Terraform - AWS - API Gateway dependency conundrum - aws-api-gateway

I am trying to provision some AWS resources, specifically an API Gateway which is connected to a Lambda. I am using Terraform v0.8.8.
I have a module which provisions the Lambda and returns the lambda function ARN as an output, which I then provide as a parameter to the following API Gateway provisioning code (which is based on the example in the TF docs):
provider "aws" {
access_key = "${var.access_key}"
secret_key = "${var.secret_key}"
region = "${var.region}"
}
# Variables
variable "myregion" { default = "eu-west-2" }
variable "accountId" { default = "" }
variable "lambdaArn" { default = "" }
variable "stageName" { default = "lab" }
# API Gateway
resource "aws_api_gateway_rest_api" "api" {
name = "myapi"
}
resource "aws_api_gateway_method" "method" {
rest_api_id = "${aws_api_gateway_rest_api.api.id}"
resource_id = "${aws_api_gateway_rest_api.api.root_resource_id}"
http_method = "GET"
authorization = "NONE"
}
resource "aws_api_gateway_integration" "integration" {
rest_api_id = "${aws_api_gateway_rest_api.api.id}"
resource_id = "${aws_api_gateway_rest_api.api.root_resource_id}"
http_method = "${aws_api_gateway_method.method.http_method}"
integration_http_method = "POST"
type = "AWS"
uri = "arn:aws:apigateway:${var.myregion}:lambda:path/2015-03-31/functions/${var.lambdaArn}/invocations"
}
# Lambda
resource "aws_lambda_permission" "apigw_lambda" {
statement_id = "AllowExecutionFromAPIGateway"
action = "lambda:InvokeFunction"
function_name = "${var.lambdaArn}"
principal = "apigateway.amazonaws.com"
source_arn = "arn:aws:execute-api:${var.myregion}:${var.accountId}:${aws_api_gateway_rest_api.api.id}/*/${aws_api_gateway_method.method.http_method}/resourcepath/subresourcepath"
}
resource "aws_api_gateway_deployment" "deployment" {
rest_api_id = "${aws_api_gateway_rest_api.api.id}"
stage_name = "${var.stageName}"
}
When I run the above from scratch (i.e. when none of the resources exist) I get the following error:
Error applying plan:
1 error(s) occurred:
* aws_api_gateway_deployment.deployment: Error creating API Gateway Deployment: BadRequestException: No integration defined for method
status code: 400, request id: 15604135-03f5-11e7-8321-f5a75dc2b0a3
Terraform does not automatically rollback in the face of errors.
Instead, your Terraform state file has been partially updated with
any resources that successfully completed. Please address the error
above and apply again to incrementally change your infrastructure.
If I perform a 2nd TF application it consistently applies successfully, but every time I destroy I then receive the above error upon the first application.
This caused me to wonder if there's a dependency that I need to explicitly declare somewhere, I discovered #7486, which describes a similar pattern (although relating to an aws_api_gateway_integration_response rather than an aws_api_gateway_deployment).

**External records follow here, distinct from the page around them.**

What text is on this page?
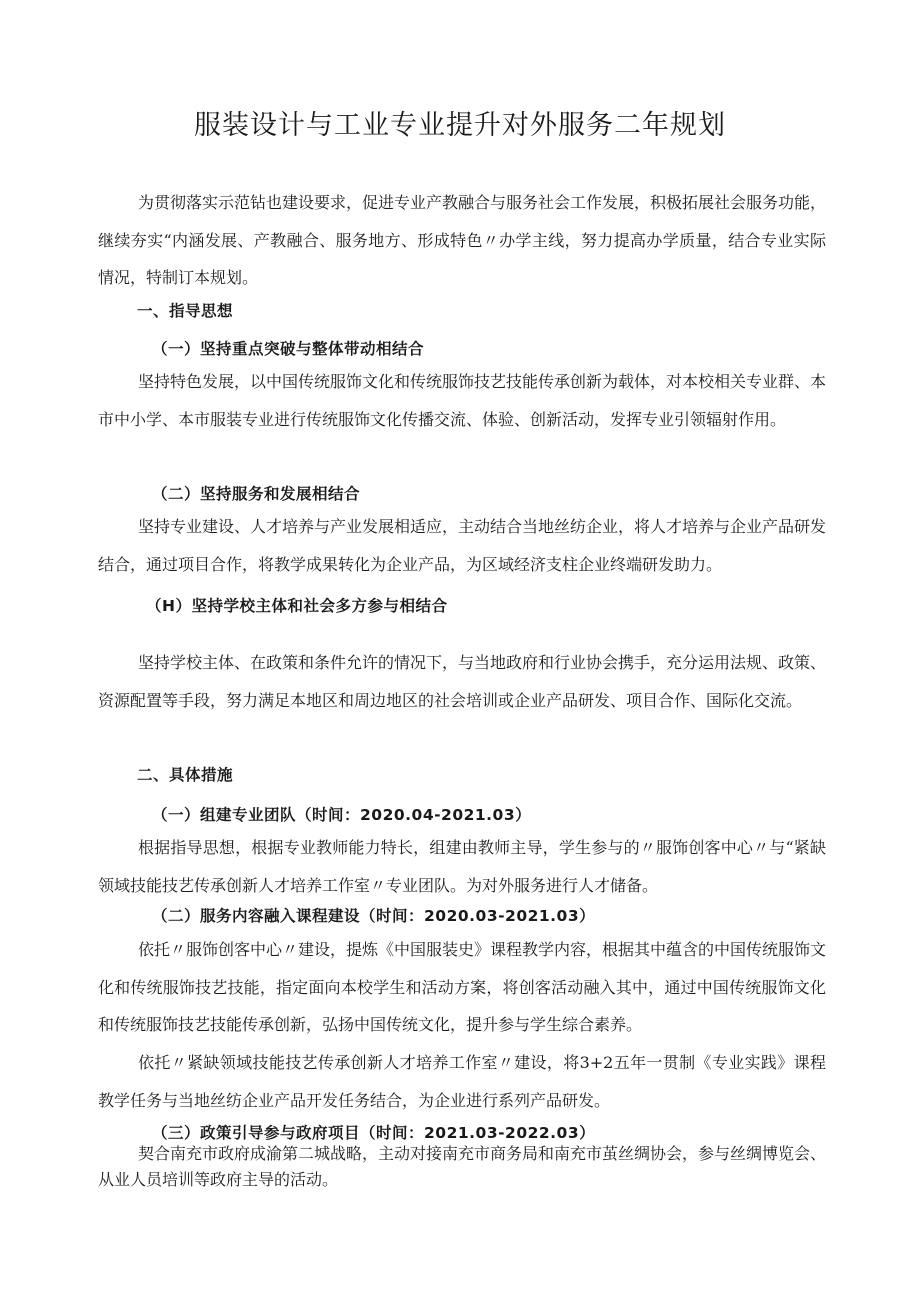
服装设计与工业专业提升对外服务二年规划

为贯彻落实示范钻也建设要求，促进专业产教融合与服务社会工作发展，积极拓展社会服务功能，继续夯实“内涵发展、产教融合、服务地方、形成特色〃办学主线，努力提高办学质量，结合专业实际情况，特制订本规划。

一、指导思想
（一）坚持重点突破与整体带动相结合

坚持特色发展，以中国传统服饰文化和传统服饰技艺技能传承创新为载体，对本校相关专业群、本市中小学、本市服装专业进行传统服饰文化传播交流、体验、创新活动，发挥专业引领辐射作用。

（二）坚持服务和发展相结合

坚持专业建设、人才培养与产业发展相适应，主动结合当地丝纺企业，将人才培养与企业产品研发结合，通过项目合作，将教学成果转化为企业产品，为区域经济支柱企业终端研发助力。

（H）坚持学校主体和社会多方参与相结合

坚持学校主体、在政策和条件允许的情况下，与当地政府和行业协会携手，充分运用法规、政策、资源配置等手段，努力满足本地区和周边地区的社会培训或企业产品研发、项目合作、国际化交流。

二、具体措施
（一）组建专业团队（时间：2020.04-2021.03）

根据指导思想，根据专业教师能力特长，组建由教师主导，学生参与的〃服饰创客中心〃与“紧缺领域技能技艺传承创新人才培养工作室〃专业团队。为对外服务进行人才储备。

（二）服务内容融入课程建设（时间：2020.03-2021.03）

依托〃服饰创客中心〃建设，提炼《中国服装史》课程教学内容，根据其中蕴含的中国传统服饰文化和传统服饰技艺技能，指定面向本校学生和活动方案，将创客活动融入其中，通过中国传统服饰文化和传统服饰技艺技能传承创新，弘扬中国传统文化，提升参与学生综合素养。

依托〃紧缺领域技能技艺传承创新人才培养工作室〃建设，将3+2五年一贯制《专业实践》课程教学任务与当地丝纺企业产品开发任务结合，为企业进行系列产品研发。

（三）政策引导参与政府项目（时间：2021.03-2022.03）

契合南充市政府成渝第二城战略，主动对接南充市商务局和南充市茧丝绸协会，参与丝绸博览会、从业人员培训等政府主导的活动。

I tried manually adding an explicit dependency from the aws_api_gateway_deployment to the aws_api_gateway_integration but this had no effect.
Grateful for any thoughts, including whether this may indeed be a TF bug in which case I will raise it in the issue tracker. I thought I'd check with the community before doing so in case I'm missing something obvious.
Many thanks,
Edd
P.S. I've asked this question on the Terraform user group but this seems to get very little in the way of responses, I'm yet to figure out the cause of the issue hence now asking here.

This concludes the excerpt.